Otra ola. Qué relajación el sonido del mar a primera hora. Cuando aún no se ha llenado el paseo marítimo y sólo ves algún corredor a lo lejos en la orilla (¿runners los llaman ahora?). Es el mejor momento del día. Que luego… pues vienen los achaques. Y las pastillas. A esta hora aún puedo mentirme a mí mismo y pensar que sólo tengo un poco de molestia en la cadera. Pero… claro, no nos engañemos, eso no es así. Y encima luego me llama mi hija controlando si me he tomado todas las pastillas. Cómo olvidarlas, si me las tiene etiquetadas en cajas de colores. Pobrecilla, sé que lo hace por mi bien, pero cansa. Quién me lo iba a decir a mí cuando de niño nos escapábamos Ramón y yo para robarle las uvas al vecino. ¡Vaya atracones! Pero merecía la pena. Sobre todo por ver a Don Manuel salir con la escopeta gritando que nos iba a matar.
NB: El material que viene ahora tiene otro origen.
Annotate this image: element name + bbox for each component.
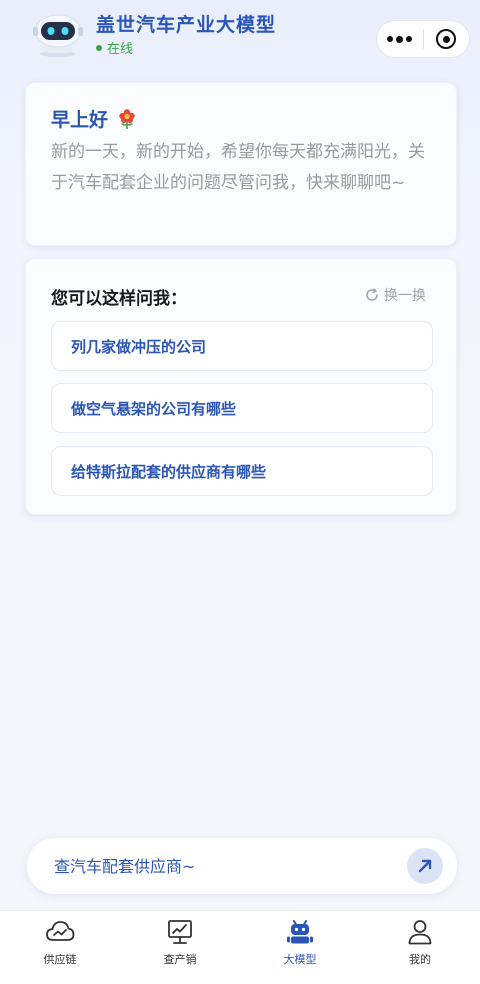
greeting-card: 早上好 新的一天，新的开始，希望你每天都充满阳光，关于汽车配套企业的问题尽管问我… bbox=[25, 82, 457, 246]
online-status: 在线 bbox=[96, 38, 133, 57]
online-dot-icon bbox=[96, 44, 102, 51]
chat-input[interactable] bbox=[54, 856, 384, 876]
suggestion-item[interactable]: 列几家做冲压的公司 bbox=[51, 321, 433, 371]
monitor-chart-icon bbox=[168, 920, 192, 944]
mini-program-capsule bbox=[376, 20, 470, 58]
tab-large-model[interactable]: 大模型 bbox=[240, 911, 360, 984]
robot-avatar-icon bbox=[33, 14, 83, 57]
app-header: 盖世汽车产业大模型 在线 bbox=[0, 0, 480, 78]
tab-sales[interactable]: 查产销 bbox=[120, 911, 240, 984]
greeting-message: 新的一天，新的开始，希望你每天都充满阳光，关于汽车配套企业的问题尽管问我，快来聊… bbox=[51, 142, 425, 193]
refresh-icon bbox=[366, 288, 378, 301]
cloud-chart-icon bbox=[46, 921, 75, 941]
chat-input-bar bbox=[27, 838, 457, 894]
more-dots-icon[interactable] bbox=[377, 21, 423, 57]
greeting-title-text: 早上好 bbox=[51, 109, 109, 131]
suggestion-item[interactable]: 做空气悬架的公司有哪些 bbox=[51, 383, 433, 433]
suggestion-item[interactable]: 给特斯拉配套的供应商有哪些 bbox=[51, 446, 433, 496]
online-status-label: 在线 bbox=[107, 42, 134, 57]
flower-icon bbox=[119, 108, 135, 129]
app-title: 盖世汽车产业大模型 bbox=[96, 14, 277, 36]
robot-icon bbox=[287, 920, 313, 944]
user-icon bbox=[408, 920, 432, 945]
tab-label: 我的 bbox=[409, 953, 431, 966]
tab-mine[interactable]: 我的 bbox=[360, 911, 480, 984]
bottom-tab-bar: 供应链 查产销 大模型 我的 bbox=[0, 910, 480, 984]
target-close-icon[interactable] bbox=[423, 21, 469, 57]
suggestions-card: 您可以这样问我： 换一换 列几家做冲压的公司 做空气悬架的公司有哪些 给特斯拉配… bbox=[25, 258, 457, 515]
tab-label: 大模型 bbox=[283, 953, 317, 966]
suggestions-title: 您可以这样问我： bbox=[51, 289, 187, 309]
refresh-label: 换一换 bbox=[384, 288, 426, 304]
send-button[interactable] bbox=[407, 848, 443, 884]
refresh-button[interactable]: 换一换 bbox=[365, 285, 426, 305]
tab-label: 查产销 bbox=[163, 953, 197, 966]
tab-label: 供应链 bbox=[43, 953, 77, 966]
tab-supply-chain[interactable]: 供应链 bbox=[0, 911, 120, 984]
greeting-title: 早上好 bbox=[51, 105, 138, 132]
send-arrow-icon bbox=[418, 859, 432, 873]
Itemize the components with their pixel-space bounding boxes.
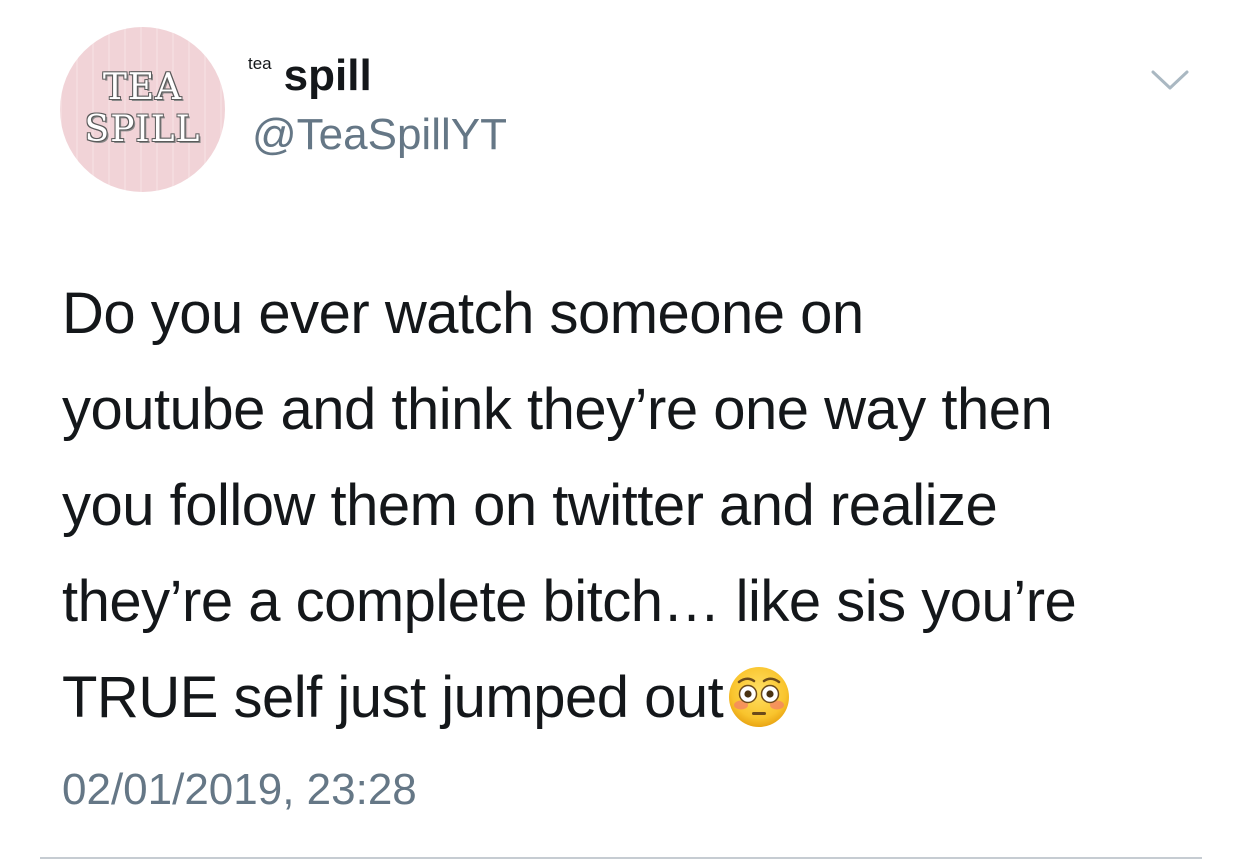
avatar-logo-text: TEA (102, 67, 183, 108)
tweet-line: TRUE self just jumped out (62, 665, 724, 730)
tweet-line: you follow them on twitter and realize (62, 473, 998, 538)
display-name-prefix: tea (248, 54, 272, 73)
tweet-line-last: TRUE self just jumped out (62, 650, 1202, 746)
divider (40, 857, 1202, 859)
tweet-line: they’re a complete bitch… like sis you’r… (62, 569, 1077, 634)
author-name[interactable]: tea spill (248, 50, 372, 102)
tweet-line: Do you ever watch someone on (62, 281, 864, 346)
avatar-logo-text: SPILL (84, 109, 201, 150)
tweet-text: Do you ever watch someone on youtube and… (62, 266, 1202, 746)
display-name: spill (283, 51, 372, 100)
tweet-timestamp[interactable]: 02/01/2019, 23:28 (62, 762, 417, 818)
chevron-down-icon[interactable] (1150, 66, 1190, 94)
tweet-line: youtube and think they’re one way then (62, 377, 1053, 442)
flushed-face-icon (729, 667, 790, 727)
user-handle[interactable]: @TeaSpillYT (252, 108, 507, 162)
avatar[interactable]: TEA SPILL (60, 27, 225, 192)
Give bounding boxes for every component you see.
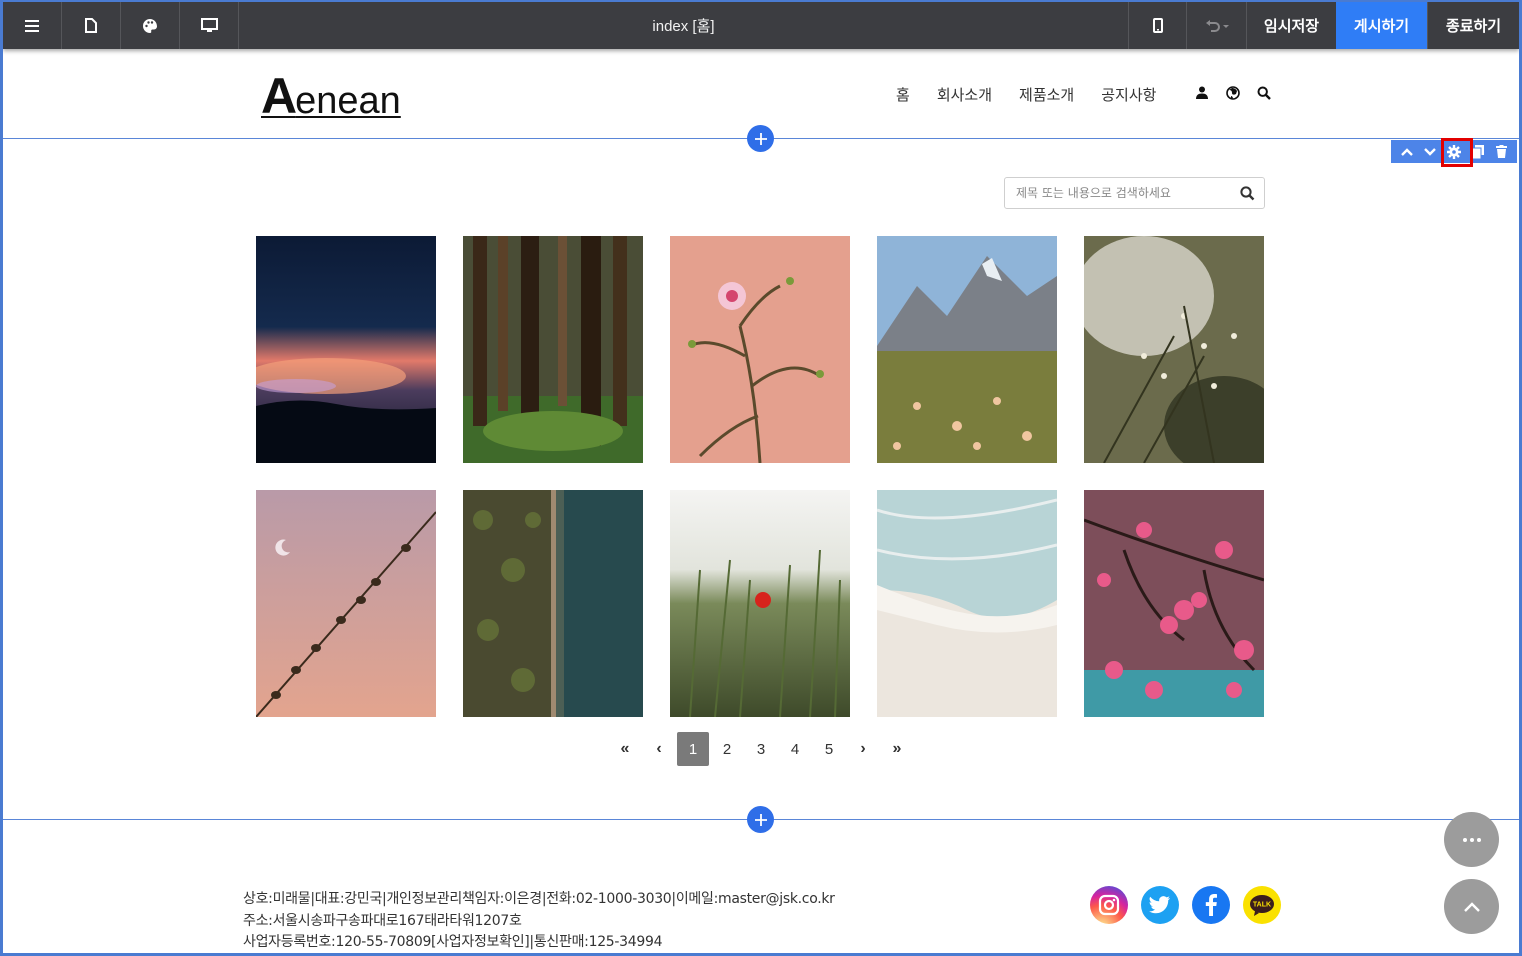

Nunca disparaba, aunque la carrera que pegábamos era como si temiéramos por nuestra integridad física.

Quién me iba a decir a mí cómo me iba a encontrar ahora. Hay que ver. Cuánta razón tenía mi santa madre cuando me reía de ella por no poder perseguirnos con la zapatilla por el pasillo: ¡no te rías de tu anciana madre que todo llega en esta vida!